If Rask’s numbers remain strong, Zito could be shopping for the same kind of extension that Chiarelli gave forwards Tyler Seguin and Milan Lucic, whose combined deals will average just under $6 million per year when their new contracts begin in October. Hard to argue a club’s No. 1 backstop making less than one of Boston’s top six forwards.
“I talk to Peter frequently, about lots of things’’ said Zito, reached Monday at his office in Chicago. “And I am sure I will be talking to him about Tuukka again in the not-too-distant future. But that said, the most important thing is for this not to be a distraction to Tuukka or to anyone else. Right now, the hockey’s the most important thing.’’
Zito also still represents Tim Thomas, Boston’s former No. 1 goalie whose rights were traded three weeks ago to the Islanders. But the Bruins won’t see Thomas in the Islanders net or on their bench Tuesday night. According to Zito, the two-time Vezina winner remains in Colorado with his family, still undecided whether he wants to resume his NHL career.
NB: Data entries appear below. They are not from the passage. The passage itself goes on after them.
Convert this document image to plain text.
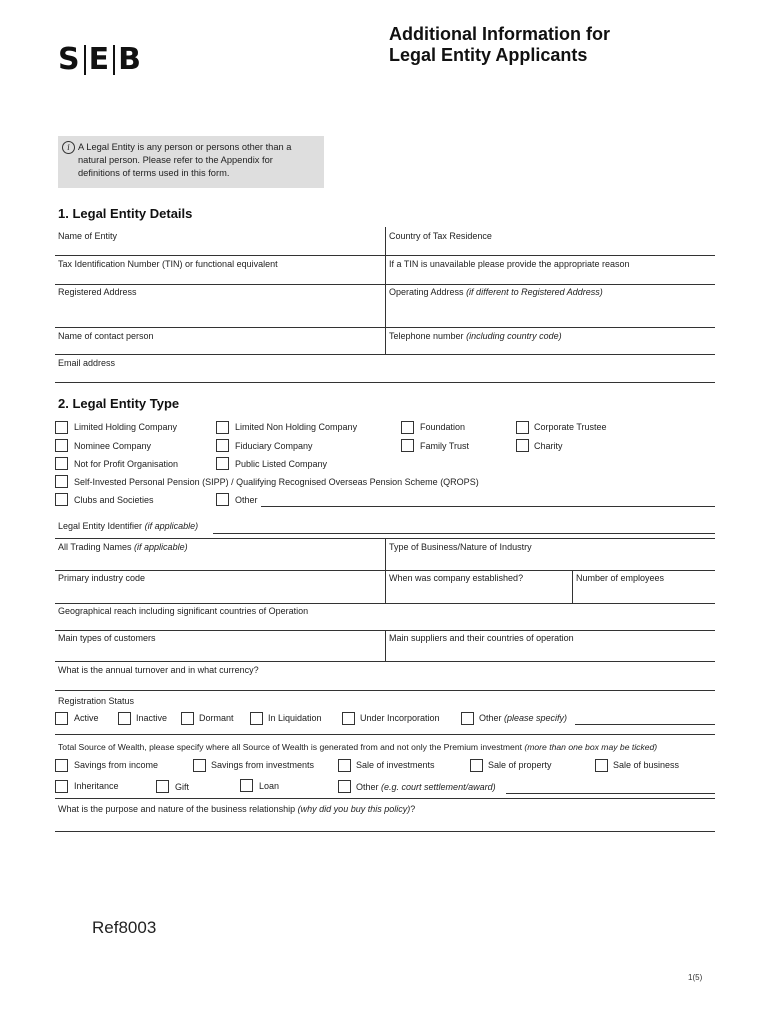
S E B
Additional Information for
Legal Entity Applicants
i A Legal Entity is any person or persons other than a natural person. Please refer to the Appendix for definitions of terms used in this form.
1. Legal Entity Details
Name of Entity	Country of Tax Residence
Tax Identification Number (TIN) or functional equivalent	If a TIN is unavailable please provide the appropriate reason
Registered Address	Operating Address (if different to Registered Address)
Name of contact person	Telephone number (including country code)
Email address
2. Legal Entity Type
Limited Holding Company	Limited Non Holding Company	Foundation	Corporate Trustee
Nominee Company	Fiduciary Company	Family Trust	Charity
Not for Profit Organisation	Public Listed Company
Self-Invested Personal Pension (SIPP) / Qualifying Recognised Overseas Pension Scheme (QROPS)
Clubs and Societies	Other
Legal Entity Identifier (if applicable)
All Trading Names (if applicable)	Type of Business/Nature of Industry
Primary industry code	When was company established?	Number of employees
Geographical reach including significant countries of Operation
Main types of customers	Main suppliers and their countries of operation
What is the annual turnover and in what currency?
Registration Status
Active	Inactive	Dormant	In Liquidation	Under Incorporation	Other (please specify)
Total Source of Wealth, please specify where all Source of Wealth is generated from and not only the Premium investment (more than one box may be ticked)
Savings from income	Savings from investments	Sale of investments	Sale of property	Sale of business
Inheritance	Gift	Loan	Other (e.g. court settlement/award)
What is the purpose and nature of the business relationship (why did you buy this policy)?
Ref8003
1(5)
“Nothing’s changed,’’ Zito said. “I got a lot of calls and e-mails last week when [the Islanders] put [Rick] DiPietro on waivers. But nothing’s changed with Timmy.’’
No telling if Rask gets the start on Long Island or if coach Claude Julien opts to go with backup Anton Khudobin. For his part, Rask planned a quiet Monday evening, sticking close to the hotel and eschewing a trip west to Manhattan. “Hang here and get some rest,’’ he said. “It’s been a long trip.’’ . . . Six NHL goalies this season are under deals that pay $6 million or more: Pekka Rinne ($7m), Henrik Lundqvist ($6.875m), Carey Price ($6.5m), Cam Ward ($6.3m), Ryan Miller ($6.25m), and Niklas Backstrom ($6m) . . . One of Rask’s teammates this season in Plzen (Czech Republic) during the lockout: Ondrej Havlicek. Rask until Monday was unaware that the green-trimmed No. 17 hanging in the Garden rafters belongs to former Buckeye John Havlicek . . . Islanders forward John Tavares keeps getting better and better, especially impressive on a team that hasn’t qualified for the playoffs in any of his first three seasons. The No. 1 pick in 2009, Tavares finished his first three seasons with 54, 67, and 81 points, respectively. He enters the game against the Bruins with marks of 13-12—25 in 19 games. If this were an 82-game season, he would be on a pace for 108 points . . . The Bruins are back on Causeway Street Thursday night to face the Senators, then entertain the Lightning in a Saturday matinee with the Habs here on Sunday night.